In order to overcome this limitation of the co-occurrence based ABC model, we propose a context-based approach to connecting one entity relation to another, modifying the ABC model using biological contexts. In this study, we defined four biological context elements: cell, drug, disease, and organism. Based on these biological context, we propose two extended ABC models: a context-based ABC model and a context-assignment-based ABC model. In order to measure the performance of the both proposed models, we examined the relevance of the B entities between the well-known relations "APOE-MAPT" as well as "FUS-TARDBP". Each relation means interaction between neurodegenerative disease associated with proteins. The interaction between APOE and MAPT is known to play a crucial role in Alzheimer's disease as APOE affects tau-mediated neurodegeneration. It has been shown that mutation in FUS and TARDBP are associated with amyotrophic lateral sclerosis(ALS), a motor neuron disease by leading to neuronal cell death. Using these two relations, we compared both of proposed models to co-occurrence based ABC model.
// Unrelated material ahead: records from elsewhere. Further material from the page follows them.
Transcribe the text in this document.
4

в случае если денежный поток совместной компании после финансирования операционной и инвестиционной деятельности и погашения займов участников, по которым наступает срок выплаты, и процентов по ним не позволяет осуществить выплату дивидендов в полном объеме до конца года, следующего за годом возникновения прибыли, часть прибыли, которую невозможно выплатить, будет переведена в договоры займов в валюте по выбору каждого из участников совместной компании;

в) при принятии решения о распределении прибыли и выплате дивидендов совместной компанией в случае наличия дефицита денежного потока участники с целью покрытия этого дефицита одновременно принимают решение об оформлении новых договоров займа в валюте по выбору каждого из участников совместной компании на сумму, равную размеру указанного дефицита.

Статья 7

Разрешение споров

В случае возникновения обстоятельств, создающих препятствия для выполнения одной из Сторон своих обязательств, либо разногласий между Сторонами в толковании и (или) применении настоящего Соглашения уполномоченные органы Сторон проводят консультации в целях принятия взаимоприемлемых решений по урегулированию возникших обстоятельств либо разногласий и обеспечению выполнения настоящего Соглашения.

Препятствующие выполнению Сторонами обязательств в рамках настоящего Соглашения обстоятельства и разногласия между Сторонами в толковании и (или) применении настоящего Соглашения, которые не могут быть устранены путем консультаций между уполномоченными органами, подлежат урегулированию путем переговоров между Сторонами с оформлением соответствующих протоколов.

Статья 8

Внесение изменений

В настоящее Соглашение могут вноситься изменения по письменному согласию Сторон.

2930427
The precision of B entities by co-occurrence based ABC model was 27.1% for "APOE-MAPT" and 22.1% for "FUS-TARDBP", respectively. In context-based ABC model, precision of extracted B entities was 71.4% for "APOE-MAPT", and 77.9% for "FUS-TARDBP". Context-assignment based ABC model achieved 89% and 97.5% precision for the two relations, respectively. Both proposed models achieved a higher precision than co-occurrence-based ABC model.
在基于文献的发现中,已经基于 Swanson 提出的 ABC 模型进行了大量研究。ABC 模型假设,通过同时出现在两个文档集中的 B 实体,可以在从文档集 1 中提取的实体 A 和从文档集 2 中提取的实体 C 之间建立有意义的关系。ABC 模型的结果是实体 A、B 和 C 之间的关系,称为路径。一条路径允许假设实体 A 和实体 C 之间的关系,或者有助于发现实体 B 作为实体 A 和实体 C 之间关系的新证据。ABC 模型的共现方法是通过创建各种路径来自动生成假设的知名方法。然而,基于共现的 ABC 模型存在一个局限性,即不考虑生物背景。它只关注共同出现在两个实体之间关系中的 B 实体的匹配。因此,基于共现的 ABC 模型提取的路径往往包含很多不相关的路径,这意味着需要专家验证。
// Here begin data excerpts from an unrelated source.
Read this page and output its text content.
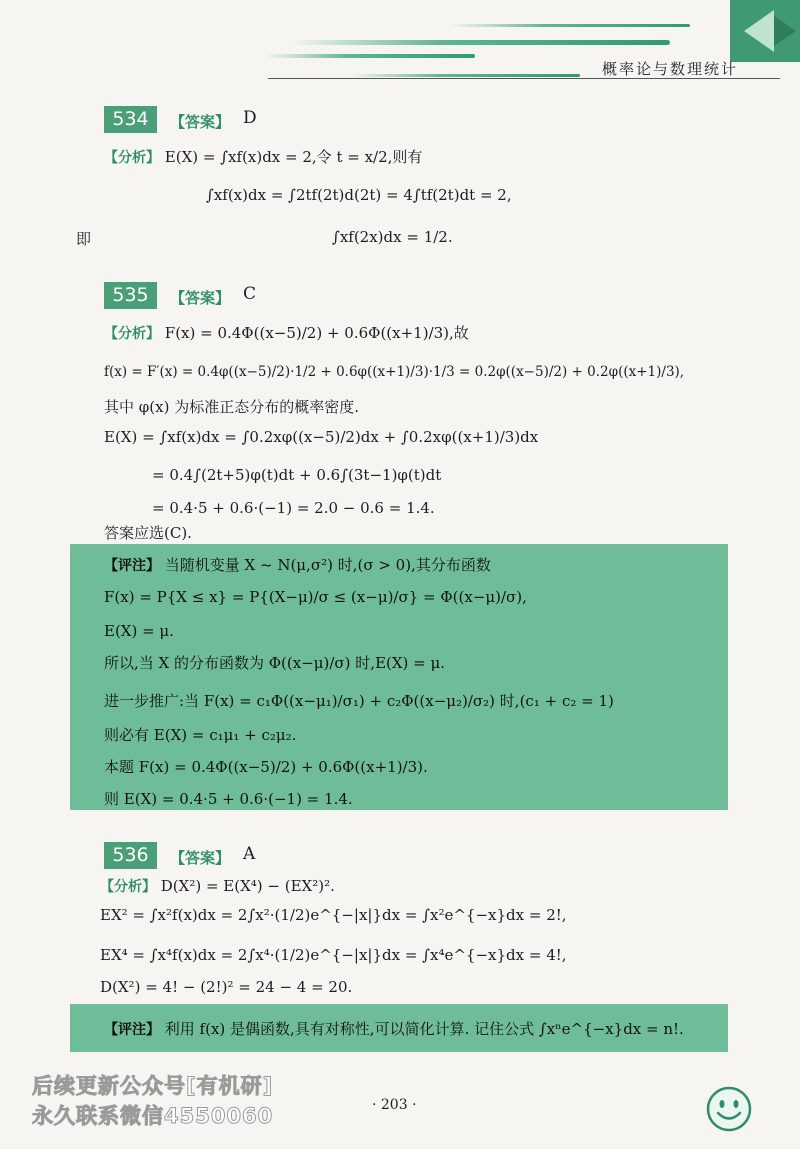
概率论与数理统计
534	【答案】 D
【分析】 E(X) = ∫xf(x)dx = 2,令 t = x/2,则有
∫xf(x)dx = ∫2tf(2t)d(2t) = 4∫tf(2t)dt = 2,
即	∫xf(2x)dx = 1/2.
535	【答案】 C
【分析】 F(x) = 0.4Φ((x−5)/2) + 0.6Φ((x+1)/3),故
f(x) = F′(x) = 0.4φ((x−5)/2)·1/2 + 0.6φ((x+1)/3)·1/3 = 0.2φ((x−5)/2) + 0.2φ((x+1)/3),
其中 φ(x) 为标准正态分布的概率密度.
E(X) = ∫xf(x)dx = ∫0.2xφ((x−5)/2)dx + ∫0.2xφ((x+1)/3)dx
= 0.4∫(2t+5)φ(t)dt + 0.6∫(3t−1)φ(t)dt
= 0.4·5 + 0.6·(−1) = 2.0 − 0.6 = 1.4.
答案应选(C).
【评注】 当随机变量 X ~ N(μ,σ²) 时,(σ > 0),其分布函数
F(x) = P{X ≤ x} = P{(X−μ)/σ ≤ (x−μ)/σ} = Φ((x−μ)/σ),
E(X) = μ.
所以,当 X 的分布函数为 Φ((x−μ)/σ) 时,E(X) = μ.
进一步推广:当 F(x) = c₁Φ((x−μ₁)/σ₁) + c₂Φ((x−μ₂)/σ₂) 时,(c₁ + c₂ = 1)
则必有 E(X) = c₁μ₁ + c₂μ₂.
本题 F(x) = 0.4Φ((x−5)/2) + 0.6Φ((x+1)/3).
则 E(X) = 0.4·5 + 0.6·(−1) = 1.4.
536	【答案】 A
【分析】 D(X²) = E(X⁴) − (EX²)².
EX² = ∫x²f(x)dx = 2∫x²·(1/2)e^{−|x|}dx = ∫x²e^{−x}dx = 2!,
EX⁴ = ∫x⁴f(x)dx = 2∫x⁴·(1/2)e^{−|x|}dx = ∫x⁴e^{−x}dx = 4!,
D(X²) = 4! − (2!)² = 24 − 4 = 20.
【评注】 利用 f(x) 是偶函数,具有对称性,可以简化计算. 记住公式 ∫xⁿe^{−x}dx = n!.
后续更新公众号[有机研]
永久联系微信4550060	· 203 ·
为了克服基于共现的 ABC 模型的局限性,我们提出了一种基于上下文的方法来连接一个实体关系到另一个实体关系,使用生物背景修改 ABC 模型。在这项研究中,我们定义了四个生物背景元素:细胞、药物、疾病和生物体。基于这些生物背景,我们提出了两个扩展的 ABC 模型:基于上下文的 ABC 模型和基于上下文分配的 ABC 模型。为了衡量这两个提出的模型的性能,我们检查了已知关系“APOE-MAPT”和“FUS-TARDBP”之间 B 实体的相关性。每个关系都意味着与神经退行性疾病相关的蛋白质之间的相互作用。APOE 与 MAPT 之间的相互作用已知在阿尔茨海默病中发挥关键作用,因为 APOE 影响 tau 介导的神经退行性变。已经表明 FUS 和 TARDBP 的突变与肌萎缩侧索硬化症(ALS)有关,这是一种由神经元细胞死亡引起的运动神经元疾病。使用这两个关系,我们将这两种模型与基于共现的 ABC 模型进行了比较。
基于共现的 ABC 模型的 B 实体的精度分别为“APOE-MAPT”的 27.1%和“FUS-TARDBP”的 22.1%。在基于上下文的 ABC 模型中,“APOE-MAPT”的 B 实体提取精度为 71.4%,“FUS-TARDBP”为 77.9%。基于上下文分配的 ABC 模型分别为这两个关系实现了 89%和 97.5%的精度。这两种提出的模型的精度都高于基于共现的 ABC 模型。